The T-50 has a generally conventional layout with tailplanes, but additionally moving LERX above the engine intakes. The tail fins are unusually small, and all-moving. The engines are mounted far apart, optimizing the impact of the 3D thrust vectoring control, and allowing for two large weapons bays mounted in tandem between them.
At this time it seems likely that here are three airframes, one being a static test unit. It is not clear if both of the others are flying, but at least one has received a RuAF style splinter camouflage scheme and non-standard Russian Star emblem on the tail (note that it is not the now-standard and generally unpopular tri-color star of the RuAF).
Comparison: Raptor killer?
It has been suggested that for the PAK-FA to be successful it does not need to exceed the F-22, merely come close enough to shift popular perception of the F-22’s unrivaled dominance of the 5th Generation stage. There will always be die-hard proponents of both planes and any definitive analysis is certainly premature. The following observations should be taken within the context of amateur analysis based on scant reliable information. I think it makes little sense to dive into details, any meaningful comparison must remain high-level.
Stealth: There can be no serious doubt that the PAK-FA is a stealth aircraft; stealth shaping is a compromise and the T-50 clearly shows design decisions which make no sense if stealth was not the aim. Frontal aspect stealth is likely very good. The rear of the engine nacelles has more questionable stealth however and suggests a focus on frontal aspect stealth with rear aspect-stealth clearly being a feature but less-so than F-22. Alternatively the engine nacelles may be remodeled when the production standard engine is introduced (the prototype likely flew with interim Saturn 117S engines to reduce risk). PAK-FA clearly uses shaping to deflect radar waves, and presumably will be painted in a RAM paint. It may also employ ‘Plasma stealth’, particularly within radomes. Although the cockpit canopy is sloped as per the F-22s (ie not ‘bubble’), it is not clear if it is radar reflecting like the F-22’s, and does not have the brown tinge of gold-lined cockpits.
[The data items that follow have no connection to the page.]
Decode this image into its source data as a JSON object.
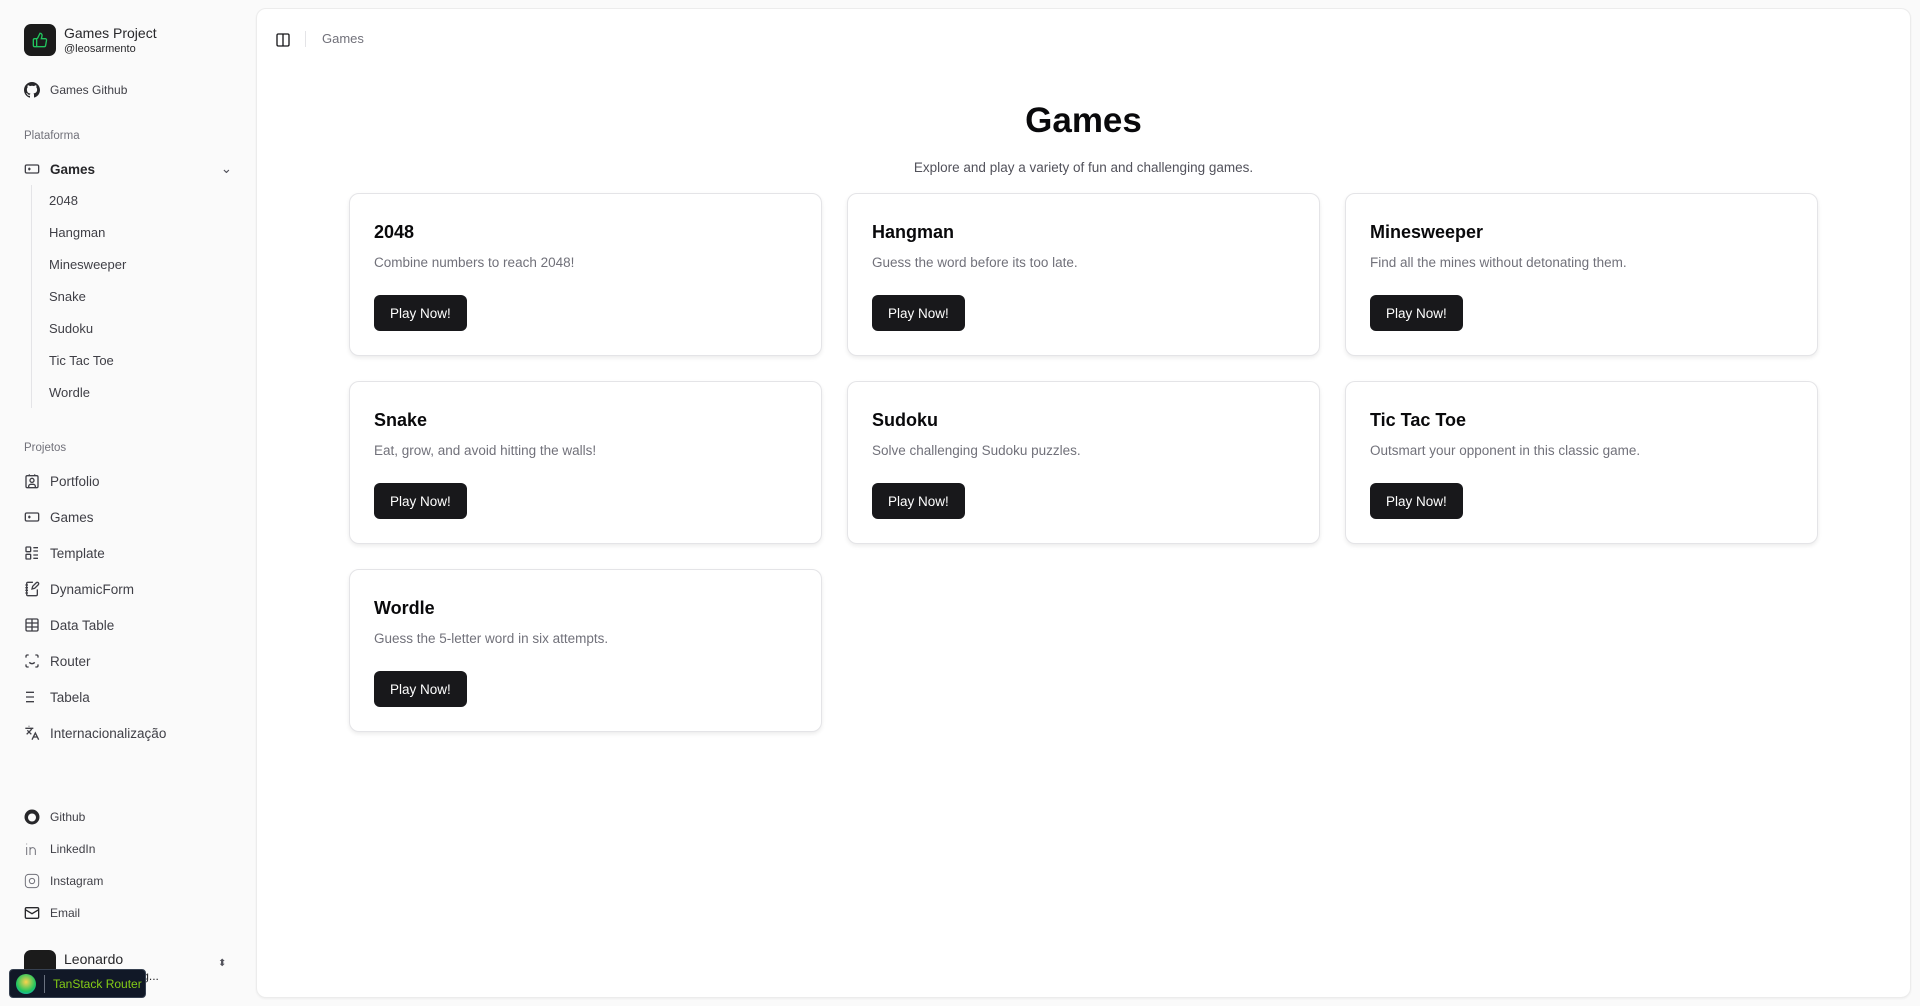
{
  "sidebar": {
    "project_title": "Games Project",
    "project_handle": "@leosarmento",
    "github_link": "Games Github",
    "section_platform": "Plataforma",
    "games_group": "Games",
    "games_items": [
      "2048",
      "Hangman",
      "Minesweeper",
      "Snake",
      "Sudoku",
      "Tic Tac Toe",
      "Wordle"
    ],
    "section_projects": "Projetos",
    "projects": [
      {
        "label": "Portfolio",
        "icon": "contact-icon"
      },
      {
        "label": "Games",
        "icon": "gamepad-icon"
      },
      {
        "label": "Template",
        "icon": "layout-list-icon"
      },
      {
        "label": "DynamicForm",
        "icon": "notebook-pen-icon"
      },
      {
        "label": "Data Table",
        "icon": "table-icon"
      },
      {
        "label": "Router",
        "icon": "scan-face-icon"
      },
      {
        "label": "Tabela",
        "icon": "list-icon"
      },
      {
        "label": "Internacionalização",
        "icon": "languages-icon"
      }
    ],
    "socials": [
      {
        "label": "Github",
        "icon": "github-icon"
      },
      {
        "label": "LinkedIn",
        "icon": "linkedin-icon"
      },
      {
        "label": "Instagram",
        "icon": "instagram-icon"
      },
      {
        "label": "Email",
        "icon": "mail-icon"
      }
    ],
    "user": {
      "name": "Leonardo",
      "email": "leosarmento@g..."
    }
  },
  "header": {
    "breadcrumb": "Games"
  },
  "main": {
    "title": "Games",
    "subtitle": "Explore and play a variety of fun and challenging games.",
    "cards": [
      {
        "title": "2048",
        "description": "Combine numbers to reach 2048!",
        "button": "Play Now!"
      },
      {
        "title": "Hangman",
        "description": "Guess the word before its too late.",
        "button": "Play Now!"
      },
      {
        "title": "Minesweeper",
        "description": "Find all the mines without detonating them.",
        "button": "Play Now!"
      },
      {
        "title": "Snake",
        "description": "Eat, grow, and avoid hitting the walls!",
        "button": "Play Now!"
      },
      {
        "title": "Sudoku",
        "description": "Solve challenging Sudoku puzzles.",
        "button": "Play Now!"
      },
      {
        "title": "Tic Tac Toe",
        "description": "Outsmart your opponent in this classic game.",
        "button": "Play Now!"
      },
      {
        "title": "Wordle",
        "description": "Guess the 5-letter word in six attempts.",
        "button": "Play Now!"
      }
    ]
  },
  "devtools": {
    "label": "TanStack Router"
  },
  "colors": {
    "accent": "#18181b",
    "logo_green": "#22c55e",
    "sidebar_bg": "#fafafa"
  }
}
Radomes and cockpit canopies are said to be amongst the most difficult parts of an aircraft to make stealthy and it may be that this technology is proving more difficult to develop.
Both aircraft are credited with super-cruise, the ability to fly at supersonic speeds without using afterburner, and thus increasing range and reducing heat signatures compared to other fighters at equivalent speeds.
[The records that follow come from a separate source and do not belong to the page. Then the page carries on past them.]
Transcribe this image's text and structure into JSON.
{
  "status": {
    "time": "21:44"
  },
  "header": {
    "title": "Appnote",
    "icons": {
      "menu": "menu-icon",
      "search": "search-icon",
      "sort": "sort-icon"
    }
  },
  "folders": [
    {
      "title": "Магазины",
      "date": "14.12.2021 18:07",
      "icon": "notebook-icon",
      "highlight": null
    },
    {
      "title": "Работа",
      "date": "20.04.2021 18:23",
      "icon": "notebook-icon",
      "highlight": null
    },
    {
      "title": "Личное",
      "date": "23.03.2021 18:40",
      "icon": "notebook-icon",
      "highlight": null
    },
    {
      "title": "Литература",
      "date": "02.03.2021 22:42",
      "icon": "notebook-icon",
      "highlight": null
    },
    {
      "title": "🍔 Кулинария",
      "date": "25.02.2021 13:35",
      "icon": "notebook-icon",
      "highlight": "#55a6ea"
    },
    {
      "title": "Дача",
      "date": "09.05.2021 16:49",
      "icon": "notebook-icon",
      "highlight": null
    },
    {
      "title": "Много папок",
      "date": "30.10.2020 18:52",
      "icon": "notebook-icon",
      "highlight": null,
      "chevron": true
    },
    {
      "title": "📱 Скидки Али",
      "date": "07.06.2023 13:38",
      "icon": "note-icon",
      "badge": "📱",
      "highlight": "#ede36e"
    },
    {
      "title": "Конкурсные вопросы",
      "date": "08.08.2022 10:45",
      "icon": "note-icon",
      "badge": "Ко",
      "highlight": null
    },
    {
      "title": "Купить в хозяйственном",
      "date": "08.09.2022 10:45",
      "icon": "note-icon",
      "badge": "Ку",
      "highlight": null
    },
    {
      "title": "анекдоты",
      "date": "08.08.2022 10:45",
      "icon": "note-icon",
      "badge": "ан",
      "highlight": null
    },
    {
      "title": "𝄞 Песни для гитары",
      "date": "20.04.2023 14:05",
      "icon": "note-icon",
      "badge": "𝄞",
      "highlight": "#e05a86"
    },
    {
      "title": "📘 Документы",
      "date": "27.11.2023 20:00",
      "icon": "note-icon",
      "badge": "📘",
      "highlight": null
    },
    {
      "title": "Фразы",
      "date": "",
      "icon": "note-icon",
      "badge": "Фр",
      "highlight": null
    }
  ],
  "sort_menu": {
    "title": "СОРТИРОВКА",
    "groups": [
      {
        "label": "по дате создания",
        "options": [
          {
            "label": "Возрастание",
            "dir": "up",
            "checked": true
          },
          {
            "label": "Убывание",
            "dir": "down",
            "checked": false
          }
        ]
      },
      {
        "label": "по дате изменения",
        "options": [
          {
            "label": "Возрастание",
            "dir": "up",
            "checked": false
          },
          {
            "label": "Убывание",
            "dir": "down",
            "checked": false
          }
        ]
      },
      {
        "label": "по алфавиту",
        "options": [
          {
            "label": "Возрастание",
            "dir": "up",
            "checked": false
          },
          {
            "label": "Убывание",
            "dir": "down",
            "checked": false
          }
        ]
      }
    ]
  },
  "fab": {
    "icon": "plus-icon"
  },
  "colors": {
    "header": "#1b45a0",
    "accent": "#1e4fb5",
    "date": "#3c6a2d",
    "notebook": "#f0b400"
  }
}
Air-Air Weapons: Russia has unveiled the RVV-SD missile, an updated version of the AA-12 Adder missile with folding fins, as the main missile of the aircraft. Although the PAK-FA’s weapons bays can likely carry larger missiles, they are probably not large enough for the massive KS-172 (RVV-L) weapon which has an expected range of about 400km. Reports indicate that this missile, or one with similar performamce, can be carried externally. The ramjet powered version of the AA-12 Adder promoted in the 1990s seems to have been dropped. The RVV-SD is likely a good match for the latest AMRAAM variants, though both may be eclipsed by the ramjet powered long range Meteor missile which will be fielded on ‘Eurocanards’ like the Gripen and Typhoon by the time PAK-FA enters service.
The above comparison with the F-22 shows the larger main weapons bays of the PAK-FA (red). The F-22 can carry 6 AMRAAM missiles in the main bay. Reports indicate that the PAK-FA can carry 8 equivalent AA-12 (RVV-SD) missiles, giving it a 2 missile advantage. The side bays (orange) are of similar capacity with both aircraft carrying just one short-range missile per bay. For the PAK-FA the two smaller weapons bays are probably for the RVV-MD version of the AA-11 Archer short range missile. The RVV-MD is probably capable of rear-firing, a unique feature whereby the missile flips immediately after launch and flies at a target behind the plane. AA-12s with this feature have been tested and are possibly operational within the Flanker community.
The F-22 is currently equipped with relatively outdated AIM-9 variants, and lacking a helmet mounted sight for off-boresight targeting. This is likely to be rectified before the PAK-FA enters full scale service and so F-22 and PAK-FA will likely be closely match in this technology.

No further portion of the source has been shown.